Everyone blooms in their own way and pace. Comparing yourself with others may not always be a good idea, as everyone have different skills and personalities. I too am a bit of a late bloomer, marrying only in my 30s and establishing a stronger foothold in my career recently. And now I'm gunning to retire early, in the next 5 years if possible. So don't compare yourself with others. Envision the kind of life you want, instead, and blaze a trail for others to follow. All the best, and God bless
"I haven't really grown up" Indeed, grow up then... by having a mind of your own. Whatever is the weather outside should not determine your mood of the day... Be proactive in your life, and not react according to how your friends live their life!
Hi, we nowadays have quater life crisis ..this and that... but my dear friend, please don't panic or felt FOMO about it. Everyone is different, we're all created to be a unique masterpiece, the fast that not one single finger print is the same, tells us that we're all unique in our own way when the Creator made us.
With that in mind, put the peer pressure and FOMO aside, instead of looking out or look around what others has gone / done, look inside of you. Go around do things differently, try out different things, do a different work, take a different path, feel it with your heart, be the most honest with yourself. Sooner or later you'll find your own path. The path that wil makes you uniquely you. You just haven't found it! Keep looking, keep searching.

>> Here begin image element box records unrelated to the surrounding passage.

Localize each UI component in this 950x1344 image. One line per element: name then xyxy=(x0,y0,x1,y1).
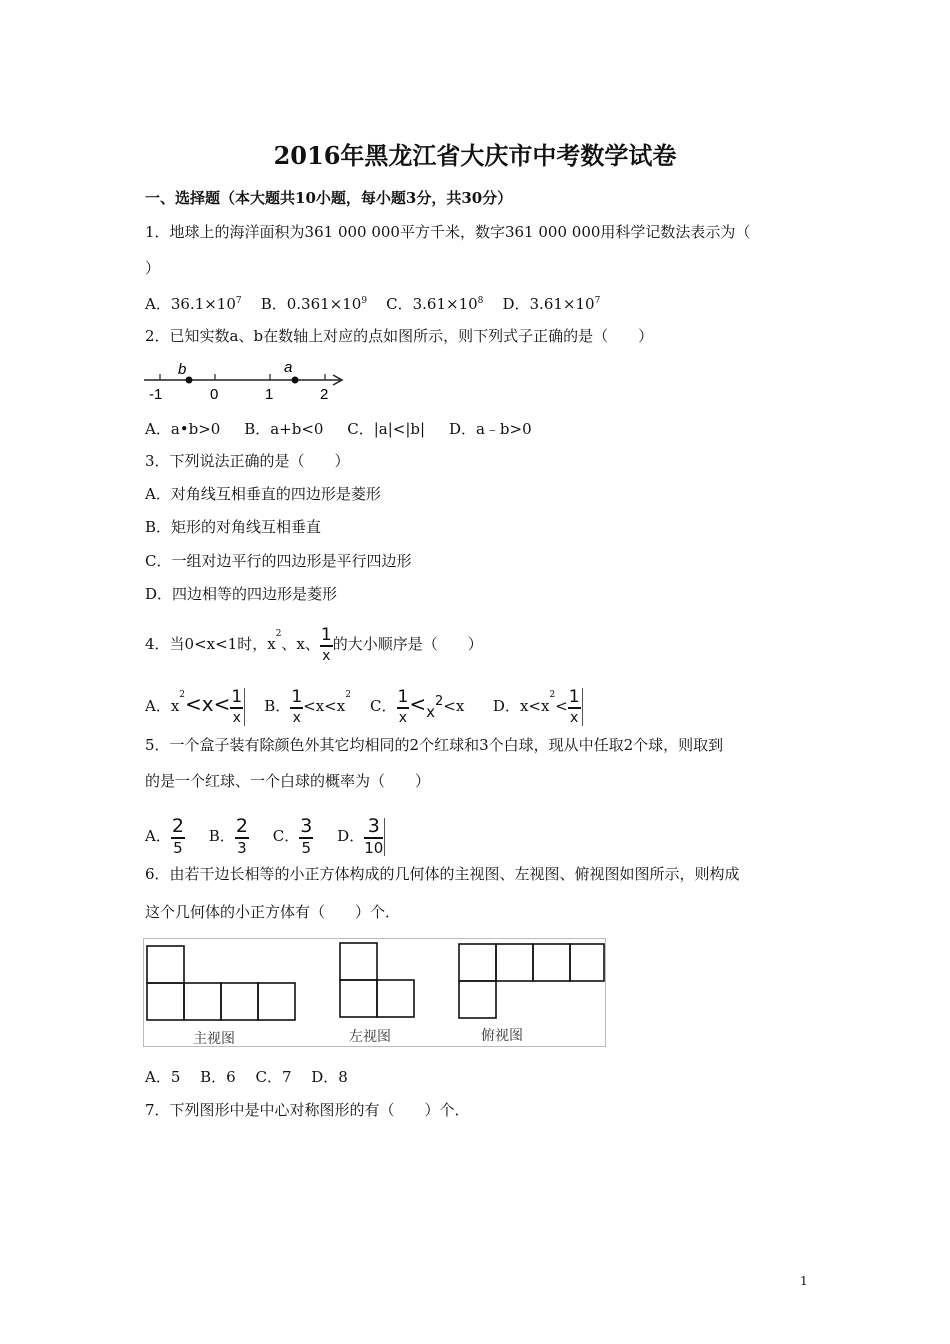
question-5-stem-end: 的是一个红球、一个白球的概率为（ ） xyxy=(145,772,431,790)
top-view xyxy=(459,944,604,1018)
number-line-figure xyxy=(140,358,350,404)
question-2-stem: 2．已知实数a、b在数轴上对应的点如图所示，则下列式子正确的是（ ） xyxy=(145,327,654,345)
front-view xyxy=(147,946,295,1020)
option-d: D．a﹣b>0 xyxy=(448,420,532,438)
option-c: C． $\frac{3}{5}$ xyxy=(272,815,313,857)
option-a: A． $\frac{2}{5}$ xyxy=(145,815,184,857)
option-d: D．$3.61\times 10^7$ xyxy=(502,295,601,313)
question-1-options xyxy=(145,294,600,314)
option-c: C．$3.61\times 10^8$ xyxy=(386,295,484,313)
question-3-option-c: C．一组对边平行的四边形是平行四边形 xyxy=(145,552,412,570)
label-2: 2 xyxy=(320,386,329,403)
option-c: C．|a|<|b| xyxy=(347,420,426,438)
left-view-label: 左视图 xyxy=(349,1029,391,1045)
question-6-stem: 6．由若干边长相等的小正方体构成的几何体的主视图、左视图、俯视图如图所示，则构成 xyxy=(145,865,740,883)
option-b: B． $\frac{2}{3}$ xyxy=(208,815,248,857)
option-a: A．$36.1\times 10^7$ xyxy=(145,295,242,313)
question-5-stem: 5．一个盒子装有除颜色外其它均相同的2个红球和3个白球，现从中任取2个球，则取到 xyxy=(145,736,724,754)
three-views-figure xyxy=(143,938,609,1050)
point-b xyxy=(186,377,193,384)
question-1-stem: 1．地球上的海洋面积为361 000 000平方千米，数字361 000 000用科学记数法表示为（ xyxy=(145,223,751,241)
point-a xyxy=(292,377,299,384)
front-view-label: 主视图 xyxy=(193,1031,235,1047)
question-6-stem-end: 这个几何体的小正方体有（ ）个． xyxy=(145,903,401,921)
option-b: B． $\frac{1}{x}$ $<x<x^2$ xyxy=(264,687,351,726)
question-4-options xyxy=(145,688,583,726)
left-view xyxy=(340,943,414,1017)
question-3-stem: 3．下列说法正确的是（ ） xyxy=(145,452,350,470)
option-a: A．$x^2<x<$ $\frac{1}{x}$ xyxy=(145,697,245,715)
question-6-options: A．5 B．6 C．7 D．8 xyxy=(145,1068,348,1086)
option-a: A．a•b>0 xyxy=(145,420,221,438)
label-b: b xyxy=(178,361,187,378)
label-0: 0 xyxy=(210,386,219,403)
section-heading: 一、选择题（本大题共10小题，每小题3分，共30分） xyxy=(145,189,513,207)
fraction-one-over-x: $\frac{1}{x}$ xyxy=(320,625,332,664)
question-5-options xyxy=(145,817,385,856)
option-c: C． $\frac{1}{x}$ <x2<x xyxy=(370,687,465,726)
option-d: D．$x<x^2<$ $\frac{1}{x}$ xyxy=(493,697,583,715)
question-3-option-d: D．四边相等的四边形是菱形 xyxy=(145,585,338,603)
label-1: 1 xyxy=(265,386,274,403)
question-1-stem-end: ） xyxy=(145,259,161,277)
question-2-options xyxy=(145,419,532,439)
question-3-option-b: B．矩形的对角线互相垂直 xyxy=(145,518,322,536)
question-7-stem: 7．下列图形中是中心对称图形的有（ ）个． xyxy=(145,1101,470,1119)
question-3-option-a: A．对角线互相垂直的四边形是菱形 xyxy=(145,485,381,503)
option-b: B．$0.361\times 10^9$ xyxy=(260,295,368,313)
question-4-stem: 4．当0<x<1时，$x^2$、x、 $\frac{1}{x}$ 的大小顺序是（ ） xyxy=(145,625,483,664)
top-view-label: 俯视图 xyxy=(481,1028,523,1044)
option-b: B．a+b<0 xyxy=(244,420,324,438)
label-neg1: -1 xyxy=(149,386,163,403)
page-title: 2016年黑龙江省大庆市中考数学试卷 xyxy=(273,141,677,170)
option-d: D． $\frac{3}{10}$ xyxy=(337,815,384,857)
page-number: 1 xyxy=(800,1274,808,1288)
label-a: a xyxy=(284,359,293,376)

You may felt you haven't grown up, the true is that you may be a bit slow in finding your way, on what and where you're suppose to go. Just keep searching, keep looking inside, do things a little bit different, read up more, see more and talk to more people that is not your usual crowd. You'll find yourself and your pace one day. It will be your best at your own speed, with that only will you truly find satisfactions.
Happy self-discovery :)
Getting married and doing well in your work are two different things and can be achieved without the other. Twenties is actually very young in this new day and age, it could be quite normal during your parents generation. Now it is quite a norm and you probably hear of many who are getting married more likely in the late 30s or 40s. I know as many who are not married by the time they reach 40s and that is nothing wrong. It is your life, you drive it and dont be presurred by external labels and expectations. When you meet the right one you will know when it is time for the both of you.
Everybody has different timelines. You don't have to follow where everybody else is. It's normal to compare because from young we've been compared to our friends, neighbours, cousins, mom's friend's kid, etc etc you get the point.
There's nothing wrong about reflecting upon your life and looking at where your peers are. But are you happy where you are? Cuz thats the most important but you don't sound like you are happy.
If you want to be like others, what have you done about it? If you have tried your best alr but somehow feel that you're still "behind", understand that this comparison between you and other ppl is subjective and totally according to your point of view. For all you know, your friends are envious of your freedom and lack of commitments.
Hope this answer helps!
It is perfectly normal as I am 25 this year and 26 next year we are around of the same age.
All my close friends are happily married and almost all have children and even some on the way to get child.
I am blessed that we are still friends and we do meet occasionally and chit chat and give support to one another.
Dont worry at all, we are doing fine!
Everyone has their own path. Stay the course be true to yourself. Don't need to bother about others. Some start earlier some later. Be happy now.